The central story involves Anastasia, the daughter of Czar Nicholas, whose family is executed during the 1917 revolution. Anastasia escapes (in reality she was also murdered, but there were rumors for years that she was spared), but has amnesia and ends up an orphan. Eventually she learns that she is actually a princess, so that’s kind of happy, except that she also learns her family was murdered. Anyway, it is a decent story and has some historical elements to it. The villain in the movie is Rasputin who has magical powers and sells his soul to take revenge on Anastasia’s family (actually he was murdered about a year before the czar’s family). For most of the movie he is undead, and rotting, with appendages falling off. This is a kid’s movie? It is played for laughs, but it is pretty gruesome. His sidekick is an albino bat named Bartok, played by Hank Azaria who does so many great voices on The Simpsons, but whose nasally Russian-ish voice here is like fingernails on a chalkboard for me. He’s supposed to be a source of comic relief, but he’s not really that funny, a pale imitation of Gilbert Gottfried’s Iago in Aladdin. And since we rarely see his wings, he looks more like a mouse than a bat. Anyway, Rasputin is bent on killing Anastasia and fulfilling the curse he put on the Romanovs. I don’t think the rotting flesh Rasputin really works and we kind of know that they’re not going to let this beautiful riches to rags to riches princess get killed. So I don’t think the fundamental conflict works and maybe they could have fleshed out more of the story of the princess trying to prove her identity, though I don’t know if there is enough material there to sustain the movie.
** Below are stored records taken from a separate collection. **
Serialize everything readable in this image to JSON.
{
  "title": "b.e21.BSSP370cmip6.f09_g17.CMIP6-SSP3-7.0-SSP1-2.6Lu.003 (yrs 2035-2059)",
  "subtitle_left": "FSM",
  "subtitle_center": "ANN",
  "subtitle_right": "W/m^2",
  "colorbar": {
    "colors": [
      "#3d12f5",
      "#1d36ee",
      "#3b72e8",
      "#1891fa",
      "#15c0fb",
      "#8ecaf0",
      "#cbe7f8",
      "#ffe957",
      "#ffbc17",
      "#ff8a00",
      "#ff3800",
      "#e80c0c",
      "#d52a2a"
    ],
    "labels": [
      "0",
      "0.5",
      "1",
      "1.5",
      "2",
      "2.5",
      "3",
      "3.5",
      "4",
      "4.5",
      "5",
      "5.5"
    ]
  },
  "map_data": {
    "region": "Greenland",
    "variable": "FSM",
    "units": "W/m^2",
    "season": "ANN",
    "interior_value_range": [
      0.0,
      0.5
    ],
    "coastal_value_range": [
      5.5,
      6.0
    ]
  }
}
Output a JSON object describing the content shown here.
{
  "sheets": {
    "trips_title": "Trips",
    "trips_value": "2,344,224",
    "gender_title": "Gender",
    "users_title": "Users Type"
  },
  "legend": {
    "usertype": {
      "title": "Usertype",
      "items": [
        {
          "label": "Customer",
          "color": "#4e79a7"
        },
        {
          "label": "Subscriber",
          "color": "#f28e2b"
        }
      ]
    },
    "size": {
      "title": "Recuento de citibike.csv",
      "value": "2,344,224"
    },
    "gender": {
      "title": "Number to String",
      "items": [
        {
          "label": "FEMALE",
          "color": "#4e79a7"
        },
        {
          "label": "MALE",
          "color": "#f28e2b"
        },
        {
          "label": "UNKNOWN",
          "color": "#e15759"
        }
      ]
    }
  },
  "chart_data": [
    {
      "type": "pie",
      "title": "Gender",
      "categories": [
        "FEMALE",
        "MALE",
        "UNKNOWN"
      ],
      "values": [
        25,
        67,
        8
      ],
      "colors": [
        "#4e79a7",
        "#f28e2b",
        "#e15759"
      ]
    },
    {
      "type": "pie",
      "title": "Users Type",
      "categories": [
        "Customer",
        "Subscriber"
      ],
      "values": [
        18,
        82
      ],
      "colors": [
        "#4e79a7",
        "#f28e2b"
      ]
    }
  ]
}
The music seems decent. Twenty years later, you haven’t heard of these songs, but one of the songs as well as the score were nominated for Oscars. I think my problem with the movie is that, similar to Disney’s Hunchback of Notre Dame around that same time, is the movie didn’t need to be animated. Except for a dog and Bartok, the entire cast are people. Rasputin needed some animation and there are a lot of special effects with spirits, but it just isn’t that much fun watching a cartoon about people. And of course the very dark historical material puts a burden on the movie even though it plays out a little more like a fairy tale. This movie is probably better left forgotten, though I think it is a good example of animation from that time period between traditional animation and computer animation. I can’t give this more than a B-.